A year ago, my husband and I were living aboard a sailboat, traveling to a different port each week. Then, everything changed.
My husband received a job opportunity in New York, meaning it was time to move again. This adventure would be very different, though: Instead of leaving after a week, we were going to stay in one place indefinitely.
This would be a big shift for other reasons, too. I’d lived in the UK all my life before exploring Europe by boat. Sailing is a slow way to travel, so my surroundings shifted gradually. Now I’d be changing continents — and my entire life — overnight.
In some ways, spending 18 months at sea helped me feel ready for the move, but in other ways, I was completely unprepared.
Spending time at sea helped me accept unpredictability
Laura Keys
It’s hard to make a concrete plan when sailing. The weather controls everything; not enough wind, and you won’t get to your destination on time. Too much wind, and you might not be able to go at all.
I had to learn to be comfortable with the unknown, be flexible with our itinerary, and work around obstacles.
That mindset was helpful during the moving process, especially while I was stuck in the UK waiting for my visa to come through.

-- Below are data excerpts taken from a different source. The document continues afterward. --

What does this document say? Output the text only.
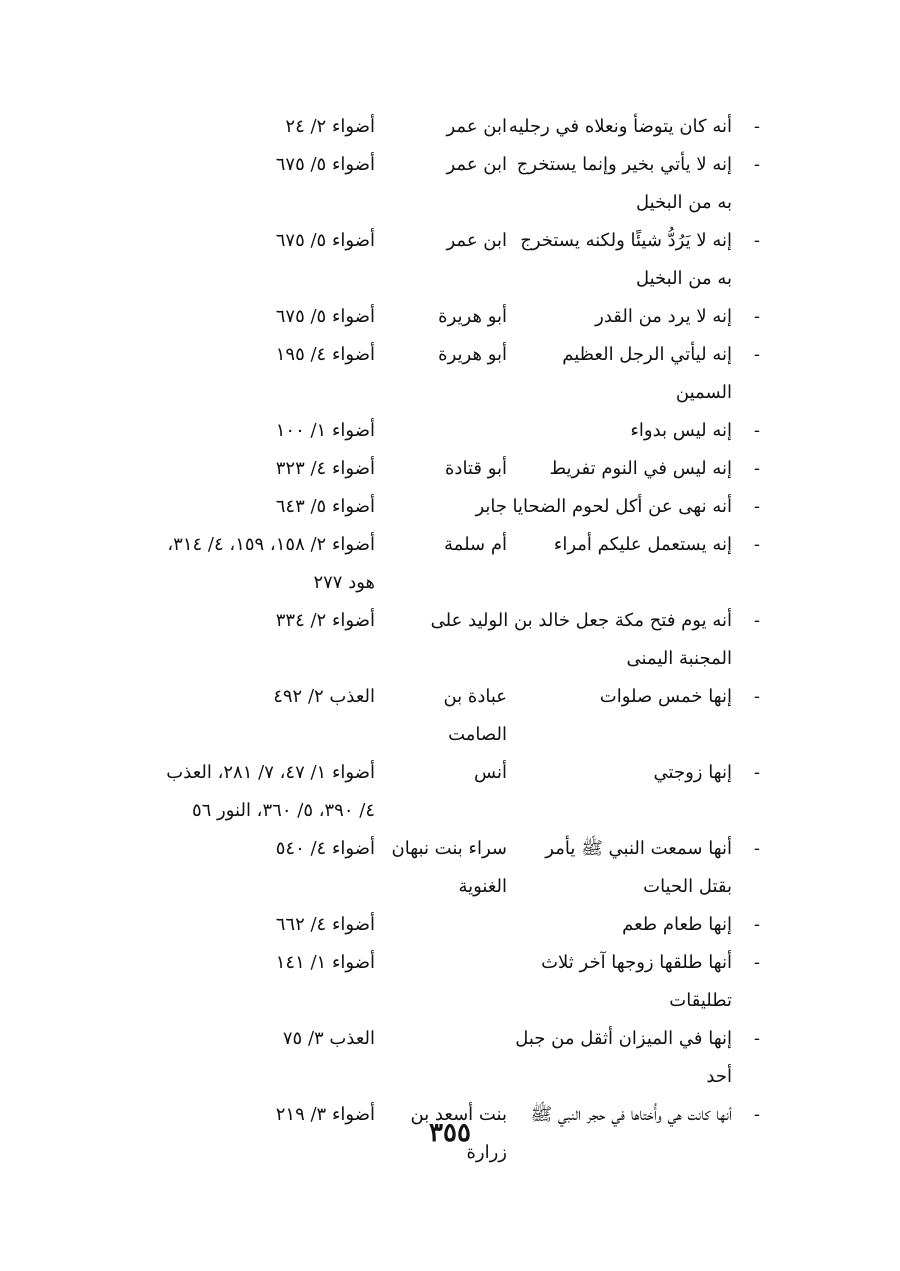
-
أنه كان يتوضأ ونعلاه في رجليه
ابن عمر
أضواء ٢/ ٢٤
-
إنه لا يأتي بخير وإنما يستخرج به من البخيل
ابن عمر
أضواء ٥/ ٦٧٥
-
إنه لا يَرُدُّ شيئًا ولكنه يستخرج به من البخيل
ابن عمر
أضواء ٥/ ٦٧٥
-
إنه لا يرد من القدر
أبو هريرة
أضواء ٥/ ٦٧٥
-
إنه ليأتي الرجل العظيم السمين
أبو هريرة
أضواء ٤/ ١٩٥
-
إنه ليس بدواء
أضواء ١/ ١٠٠
-
إنه ليس في النوم تفريط
أبو قتادة
أضواء ٤/ ٣٢٣
-
أنه نهى عن أكل لحوم الضحايا
جابر
أضواء ٥/ ٦٤٣
-
إنه يستعمل عليكم أمراء
أم سلمة
أضواء ٢/ ١٥٨، ١٥٩، ٤/ ٣١٤، هود ٢٧٧
-
أنه يوم فتح مكة جعل خالد بن الوليد على المجنبة اليمنى
أضواء ٢/ ٣٣٤
-
إنها خمس صلوات
عبادة بن الصامت
العذب ٢/ ٤٩٢
-
إنها زوجتي
أنس
أضواء ١/ ٤٧، ٧/ ٢٨١، العذب ٤/ ٣٩٠، ٥/ ٣٦٠، النور ٥٦
-
أنها سمعت النبي ﷺ يأمر بقتل الحيات
سراء بنت نبهان الغنوية
أضواء ٤/ ٥٤٠
-
إنها طعام طعم
أضواء ٤/ ٦٦٢
-
أنها طلقها زوجها آخر ثلاث تطليقات
أضواء ١/ ١٤١
-
إنها في الميزان أثقل من جبل أحد
العذب ٣/ ٧٥
-
أنها كانت هي وأُختاها في حجر النبي ﷺ
بنت أسعد بن زرارة
أضواء ٣/ ٢١٩
٣٥٥
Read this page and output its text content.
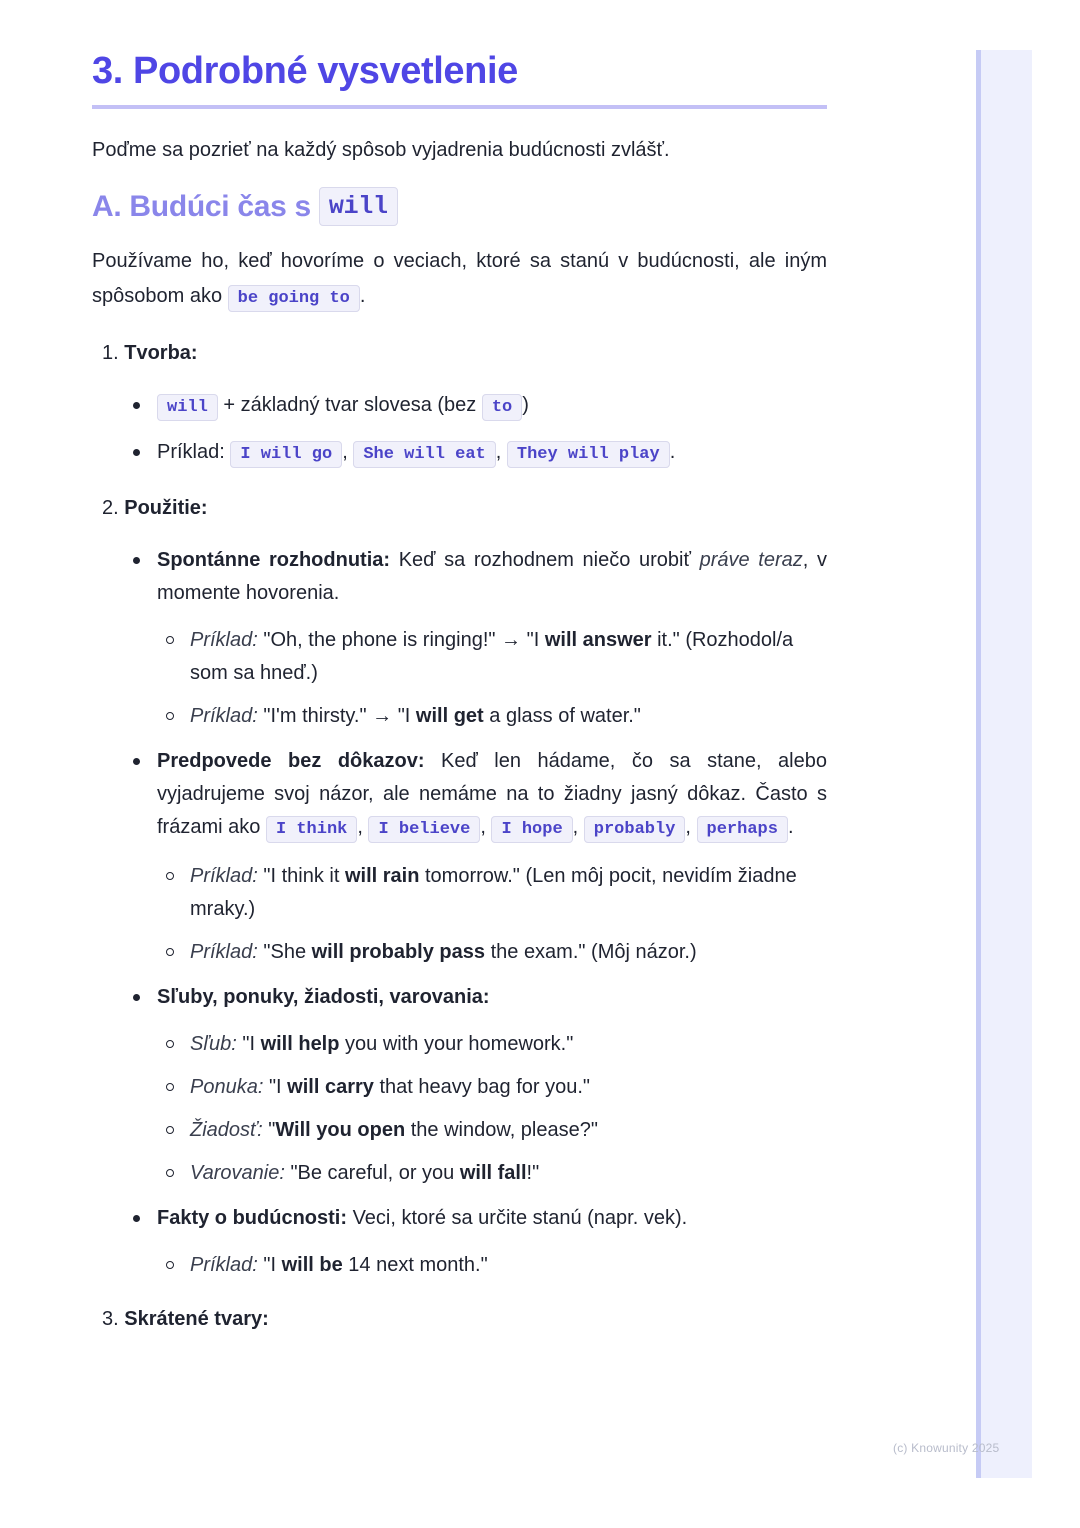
3. Podrobné vysvetlenie

Poďme sa pozrieť na každý spôsob vyjadrenia budúcnosti zvlášť.

A. Budúci čas s will

Používame ho, keď hovoríme o veciach, ktoré sa stanú v budúcnosti, ale iným spôsobom ako be going to .

1. Tvorba:
will + základný tvar slovesa (bez to )
Príklad: I will go , She will eat , They will play .
2. Použitie:
Spontánne rozhodnutia: Keď sa rozhodnem niečo urobiť práve teraz, v momente hovorenia.
Príklad: "Oh, the phone is ringing!" → "I will answer it." (Rozhodol/a som sa hneď.)
Príklad: "I'm thirsty." → "I will get a glass of water."
Predpovede bez dôkazov: Keď len hádame, čo sa stane, alebo vyjadrujeme svoj názor, ale nemáme na to žiadny jasný dôkaz. Často s frázami ako I think , I believe , I hope , probably , perhaps .
Príklad: "I think it will rain tomorrow." (Len môj pocit, nevidím žiadne mraky.)
Príklad: "She will probably pass the exam." (Môj názor.)
Sľuby, ponuky, žiadosti, varovania:
Sľub: "I will help you with your homework."
Ponuka: "I will carry that heavy bag for you."
Žiadosť: "Will you open the window, please?"
Varovanie: "Be careful, or you will fall!"
Fakty o budúcnosti: Veci, ktoré sa určite stanú (napr. vek).
Príklad: "I will be 14 next month."
3. Skrátené tvary:
(c) Knowunity 2025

My husband had to go back to the US first, but I couldn’t join him until my paperwork was approved, and I wasn’t sure how long it would take.
Before my sailing experience, this kind of situation would have made me feel unsettled and anxious — but instead, I was able to enjoy the moment and my last weeks in the UK.
Once I got to New York, I realized I had new skills that helped me adapt to an unfamiliar place
Laura Keys
Two months after my husband moved, I could finally join him in New York. In some ways, the adjustment was surprisingly easy.
Thanks to my time at sea, I felt comfortable exploring new places and relying on Google Maps and my intuition to get around. I’d wandered around so many new towns, trying to find a spot for lunch or a drink, that doing the same thing in New York didn’t feel as intimidating as I expected.
It also turns out that, though living in a New York City apartment is substantially more comfortable than life on a sailboat, there are some similarities. I’m still woken up at night, though now it’s by traffic noise instead of the movement of our boat.
My apartment, much like my boat, has its quirks and maintenance issues, but now I can call someone to help me when something breaks.
I’m still trying to break some of my boat habits
Living on a boat is often incredibly inconvenient.
Without access to a car, I was limited to grocery stores within walking distance of wherever we’d docked, and there was never a guarantee that I’d find one. So, I’d gotten used to stocking up on essentials whenever I found them, or buying heavy things if a store happened to be really close by.
Now, I don’t need to worry about how long it will be before I can get access to food and supplies again, and I don’t have to constantly think about how long it will be before I run out of something. I can just put my shoes on, walk a block or two, and buy a replacement.
Still, although I’m almost a year into my new life on land, my old habits are taking some time to break. I still find myself turning on taps halfway to save water, rationing ingredients, or obsessively using lids for pots on the stove to save gas.
It’s still taken a while to get into the New York state of mind
Laura Keys
Most of my sailing journey took me through remote parts of Europe, like Scottish islands, rural Brittany in France, or small towns in northwestern Spain.
These areas are absolutely beautiful, but I also found them to be quiet, calm, and sleepy.
Coming to New York felt overwhelming at first. I couldn’t believe how busy and dense the city is, but much like sailing, there’s never a dull moment.
The hardest part has been building community. It was surprisingly easy to meet people when sailing, particularly in areas with many other boats.
Sailing is transient, though: Everyone is heading to different places, and I’d rarely see someone again in the next port. As a result, I became pretty skilled at connecting with new people, but I’m out of practice when it comes to maintaining relationships.
Now that I’m in one place, it’s finally possible to build new, lasting friendships — but that isn’t something I’ve had to do since I left university and started working in London, well over a decade ago.
I didn’t have any family or friends in New York besides my husband, and I’ve had to start from scratch. Creating community for myself has definitely been harder and taken longer than I expected.
That said, I’ve really been enjoying the process. The energy in New York is infectious; most people I’ve met have been driven and friendly, with interesting stories to tell. Although the transition back to life on land has been hard, it’s been very rewarding.